Now best known as the driving force behind the original 1933 King Kong and the model for its Carl Denham character, Merian C. Cooper led an adventurous life much like Teddy Roosevelt and the fictional Indiana Jones. After joining the National Guard to chase Pancho Villa in 1916, Cooper soon after joined the American Kosciuszko Squadron to support the Polish army against Soviet Russia. This is where he met lifelong friend and fellow movie producer Ernest B. Schoedsack. The two buddies continually sought adventure around the globe and jointly produced a number of films, beginning with their 1925 documentary Grass: A Nation's Battle for Life about a nomadic Persian tribe. Their exploits are detailed comprehensively on the special features section of the long anticipated King Kong DVD; that's what prompted me to rent Chang: A Drama of the Wilderness.
It's more like a "Jungle Melodrama." Although filmed semi-documentary style in the jungles of Siam (now Thailand) with untrained Laotian actors, the film is decidedly scripted for jungle adventure to set up conflicts with the local fauna. For instance, what native would ever tie a baby elephant to one of the main stilts holding up his family home, knowing that its mother has to be in the neighborhood? Of course, the whole premise of one lone family trying to stake out a small family farm in the middle of a jungle teeming with pythons, leopards, and tigers is pretty ludicrous.
Filmed in 1927, twelve years before the Motion Picture Industry worked out an agreement with the American Humane Association, this film harms large quantities of animals. In fact, scenes are specifically set up to shoot a few leopards and a couple of tigers. Another scene shows a number of captured animals in cages ready to ship (to zoos?) that includes a baby anteater, baby leopards, and a baby bear (prompting the audience to wonder what happened to the mother that we saw previously).
Cooper incorporates some of the conceits that Robert J. Flaherty uses in his 1922 Nanook of the North by using Laotian tribesmen and focusing on one family: Kru, his wife Chantui (not his real wife, however), and their three children. However, Cooper ignores any viable ethnographic study for the sake of adventure. He first sets up a minimalist scenario for Kru--the most daring of his tribe, who has taken his family deeper into the jungle to clear his own land, secure his livestock (his wealth), and grow his own rice. Chantui briefly shucks rice in the opening, but that's far too mundane a task to follow up on.

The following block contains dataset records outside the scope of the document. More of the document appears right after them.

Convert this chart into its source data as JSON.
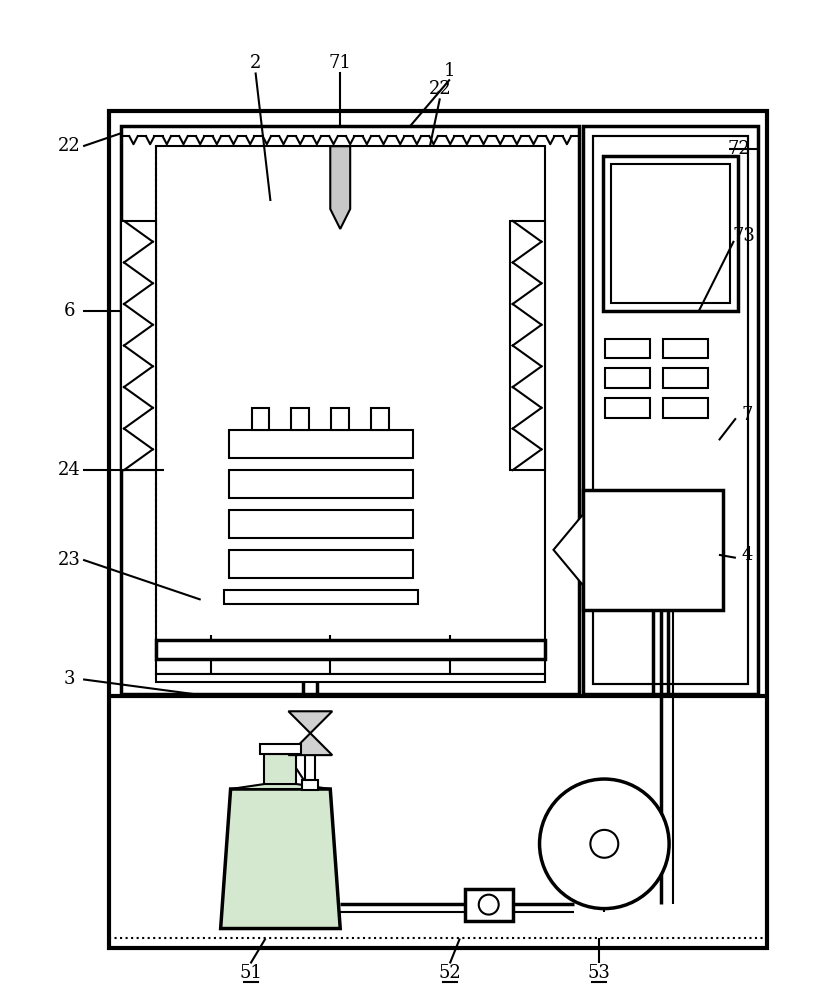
{
  "bg_color": "#ffffff",
  "lc": "#000000",
  "fig_width": 8.13,
  "fig_height": 10.0,
  "bottle_fill": "#d4e8d0",
  "probe_fill": "#c8c8c8"
}
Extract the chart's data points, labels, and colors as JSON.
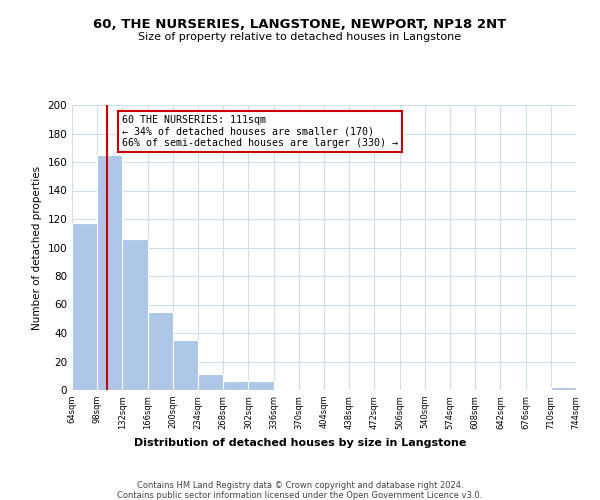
{
  "title": "60, THE NURSERIES, LANGSTONE, NEWPORT, NP18 2NT",
  "subtitle": "Size of property relative to detached houses in Langstone",
  "xlabel": "Distribution of detached houses by size in Langstone",
  "ylabel": "Number of detached properties",
  "bar_color": "#aec6e8",
  "bar_edge_color": "#ffffff",
  "bin_edges": [
    64,
    98,
    132,
    166,
    200,
    234,
    268,
    302,
    336,
    370,
    404,
    438,
    472,
    506,
    540,
    574,
    608,
    642,
    676,
    710,
    744
  ],
  "bar_heights": [
    117,
    165,
    106,
    55,
    35,
    11,
    6,
    6,
    0,
    0,
    0,
    0,
    0,
    0,
    0,
    0,
    0,
    0,
    0,
    2
  ],
  "property_size": 111,
  "vline_color": "#cc0000",
  "annotation_text": "60 THE NURSERIES: 111sqm\n← 34% of detached houses are smaller (170)\n66% of semi-detached houses are larger (330) →",
  "annotation_box_color": "#ffffff",
  "annotation_box_edge_color": "#cc0000",
  "ylim": [
    0,
    200
  ],
  "yticks": [
    0,
    20,
    40,
    60,
    80,
    100,
    120,
    140,
    160,
    180,
    200
  ],
  "tick_labels": [
    "64sqm",
    "98sqm",
    "132sqm",
    "166sqm",
    "200sqm",
    "234sqm",
    "268sqm",
    "302sqm",
    "336sqm",
    "370sqm",
    "404sqm",
    "438sqm",
    "472sqm",
    "506sqm",
    "540sqm",
    "574sqm",
    "608sqm",
    "642sqm",
    "676sqm",
    "710sqm",
    "744sqm"
  ],
  "grid_color": "#ccddee",
  "footer_line1": "Contains HM Land Registry data © Crown copyright and database right 2024.",
  "footer_line2": "Contains public sector information licensed under the Open Government Licence v3.0.",
  "bg_color": "#ffffff"
}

Instead, a leopard sneaks inside the pen and devours the family goat and then a tiger attacks the family water buffalo. That sets up the big cat hunt because Kru has seen "many leopards" besides the one that he's just set a trap for. Thirty brave hunters help build a variety of traps--pits, snares, and death slabs filled with pointed bamboo--to assist. These work to a degree, but the rifles are the most reliable weapon they have against charging big cats. We are treated to a number hunting scenes, and the most thrilling single shot of the entire movie occurs when one treed hunter is pursued by a tiger. Considering the quality of the camera lenses in 192, we can appreciate the courage of the cameraman that gets that closeup of that angry tiger's jaws!
Another highlight takes place near the end of the film when the "great herd" (elephants) stampedes through the village, flattening their stilted huts like smashed armadillos on a Texas highway. I'm not sure how Cooper and Schoedsack were able to choreograph these wild elephants, but they are smashing and brought to the screen with some incredible low angle shots that literally put us right under their feet! If you just want to see the two standout scenes, get hold of the special edition of King Kong and watch the background features, but the entire film is still worth checking out, especially since Milestone Film's re-issue with musical score. The DVD includes interesting background material from film historian Rudy Behlmer chronicling the numerous difficulties Cooper faced along the way.
While a number of inter-title cards are dated with hokey expressions or over-romanticized sentiments about man's place in the universe, remarkably the film continues to stand up as entertaining adventure. It's understandable that the public really took to Chang in 1927 to see exciting footage of real jungle animals (and a dangerous big game hunt) and why it was an Oscar nominee that year. It also helps explain why a number of people would venture into the theaters six years later in the midst of the Great Depression for further entertainment from Cooper and Schoedsack.